Fortunately, few mistakes exist. Let’s get those out of the way first.
This movie’s dialogue, for the first thirty minutes or so, seemed far too “on the nose.” Painfully so, at some points.
Worse, none of that dialogue proved necessary. The first thirty minutes of this movie would’ve worked just fine without a single word spoken. Watch those minutes on mute. See for yourself.
A stricter pace could’ve coaxed a better movie from this story. While this movie didn’t drag its feet (looking at you, Exodus), the movie would’ve moved a lot faster if the writers trimmed a little fat here and there. The fat never bored me, but it caused redundancies.
Every scene of our protagonist adrift on a raft; or in a tiny, prison cell; or in a larger prison cell; or in a coal mine-slash-prison cell effectively commanded an emotional response from its audience.
However, several of those scenes failed to offer anything different from their predecessors. The scenes worked, but they worked the first time. Trim out those redundancies (we’re talking maybe sixty seconds per series of related scenes), and you create a movie that runs smoother and perhaps twenty minutes quicker.
The writers should’ve spread out the flashback scenes, rather than toss them all at the audience at once and so early on.
And (deep breath) here I arrive where I really hate to go with a true story. Again, I choose to examine this movie’s cinematic qualities.
SPOILER ALERT! Skip the entire, next six paragraphs if you wish to avoid this movie’s conclusion, which I shall now share.
1) The American military arrives, at the end of this story, to rescue our hero and his fellow prisoners from their Japanese captors. Our hero does nothing to save himself.
2) I hate this sort of ending. We didn’t want to see the authorities discover that Andy, from The Shawshank Redemption, didn’t kill his wife and afterwards set him free from prison. We wanted Andy to either prove it, himself, or escape.
3) Likewise, I didn’t want to see our hero rescued. Yes, you can argue that the Zamperini saved himself spiritually and mentally, but that only goes so far.
4) I understand that our hero didn’t escape from the prison in real life.
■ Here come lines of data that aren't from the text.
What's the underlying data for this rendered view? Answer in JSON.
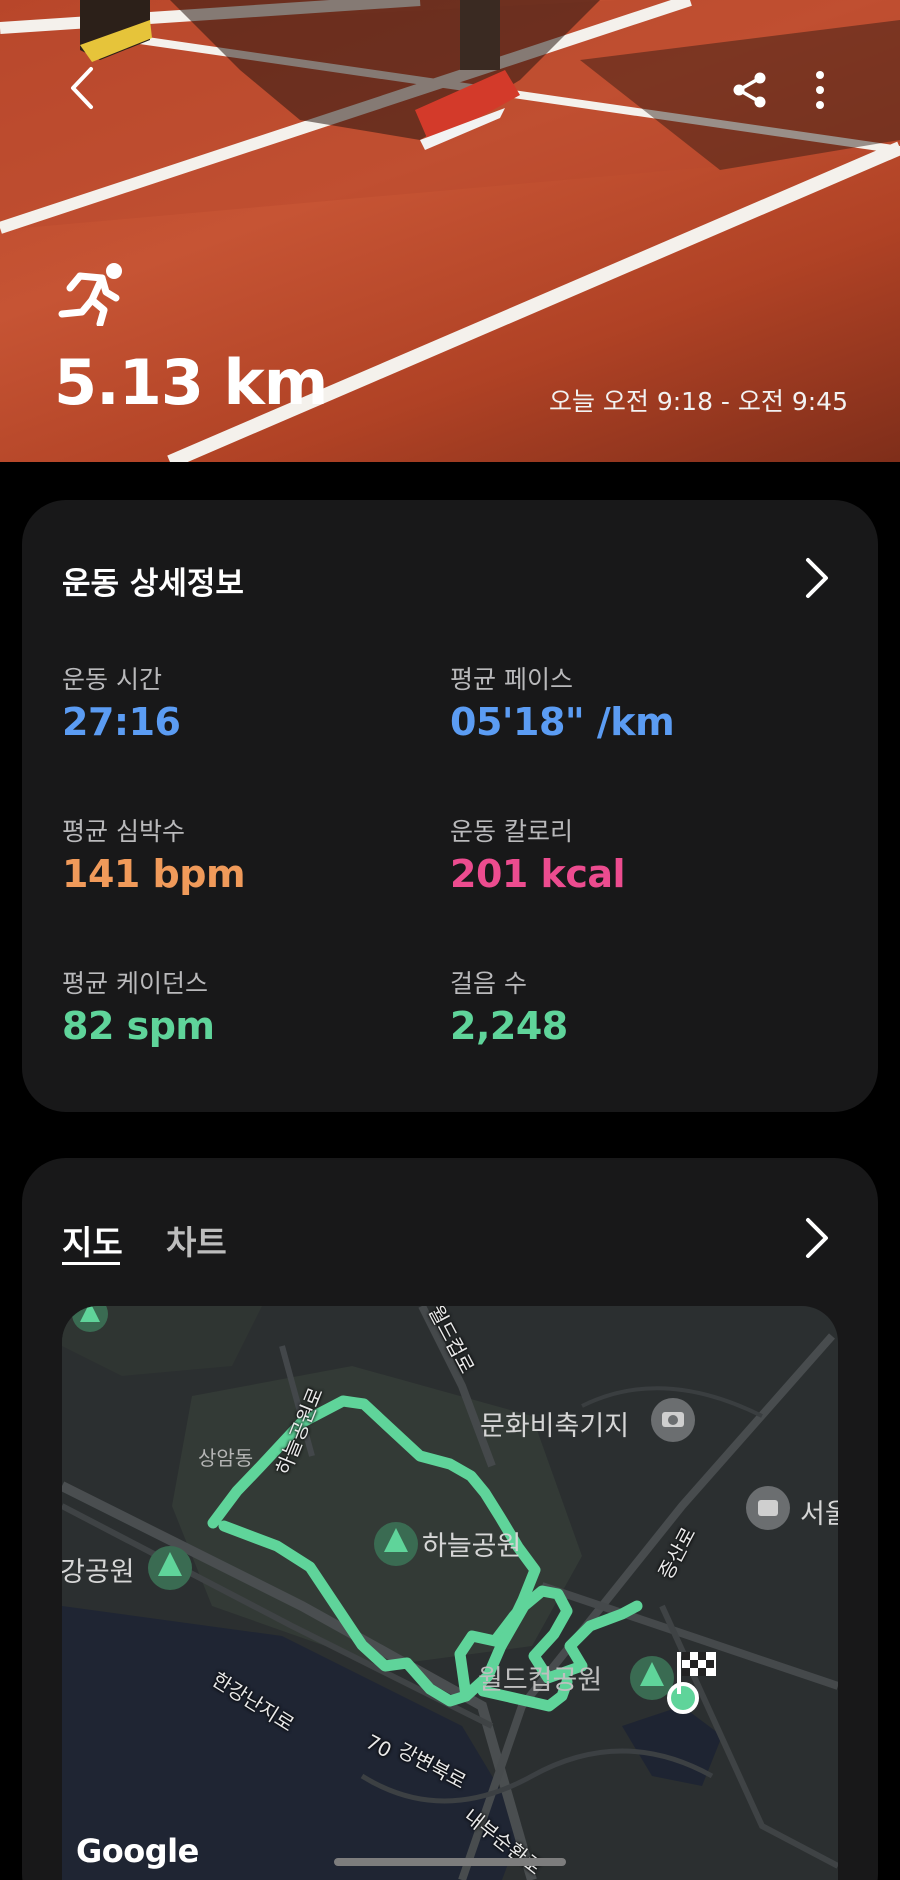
{
  "header": {
    "back_icon": "chevron-left-icon",
    "share_icon": "share-icon",
    "more_icon": "more-vertical-icon",
    "activity_icon": "running-icon",
    "distance": "5.13 km",
    "time_range": "오늘 오전 9:18 - 오전 9:45"
  },
  "details": {
    "title": "운동 상세정보",
    "stats": [
      {
        "label": "운동 시간",
        "value": "27:16",
        "color": "#5b9cf3"
      },
      {
        "label": "평균 페이스",
        "value": "05'18\" /km",
        "color": "#5b9cf3"
      },
      {
        "label": "평균 심박수",
        "value": "141 bpm",
        "color": "#f09a5a"
      },
      {
        "label": "운동 칼로리",
        "value": "201 kcal",
        "color": "#ec4c8f"
      },
      {
        "label": "평균 케이던스",
        "value": "82 spm",
        "color": "#5fd49a"
      },
      {
        "label": "걸음 수",
        "value": "2,248",
        "color": "#5fd49a"
      }
    ]
  },
  "map_card": {
    "tabs": [
      {
        "label": "지도",
        "selected": true
      },
      {
        "label": "차트",
        "selected": false
      }
    ],
    "map": {
      "places": [
        "문화비축기지",
        "하늘공원",
        "상암동",
        "강공원",
        "월드컵공원",
        "서울"
      ],
      "roads": [
        "월드컵로",
        "하늘공원로",
        "증산로",
        "한강난지로",
        "70",
        "강변북로",
        "내부순환로"
      ],
      "route_color": "#5fd49a",
      "attribution": "Google"
    }
  }
}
I understand (or at least reasonably suspect) that the writers wanted to stay true to the actual story. I respect that, but I can’t deny that this sort of ending leaves me unsatisfied.
5) I know how cold I sound when I express disappointment with Zamerini’s onscreen rescue. I wouldn’t prefer that the military never rescued Zamperini. I’m happy for the real person, but disappointed with the character on the screen.
6) "Martha wants a new car. Someone buys her one." A nice event for real life, but it serves as a poor story.
Now, we move to the good news.
Jack O’Connell performance amazed me.
Takamasa Ishihara seems born for his role of the Japanese soldier who terrorizes Zamerini.
The hair and make up departments ought to expect an Oscar for their part in this picture.
Did Connell actually lose all that weight to appear starved? If so, wow! My hat goes off to him. If the special effect people managed to make him look that skeletal . . . also wow.
The opening scene instantly sucks the audience into the movie.
Angelina Jolie makes countless, clever moves. A lot of consideration went into every shot, the position of every camera.
This movie says a lot about racism, and I feel pleased to report that it reached deeper than the usual, “Racism is ignorant." This movie allows its audience to view racists as victims of their environment.
An early scene shows Olympic athletes from different parts of the world while they treat each other with mutual respect. We also see American children split hairs amongst themselves as to who stands a “real” American and who “needs to go back home.”
Unbroken proves a fascinating, emotional story. It’s worth your time, but the director and writers could’ve made more efficient choices.
I would recommend it under normal circumstances, but in light of how many promising movies hit theaters this Christmas . . . I doubt Unbroken will stand at the top of the heap.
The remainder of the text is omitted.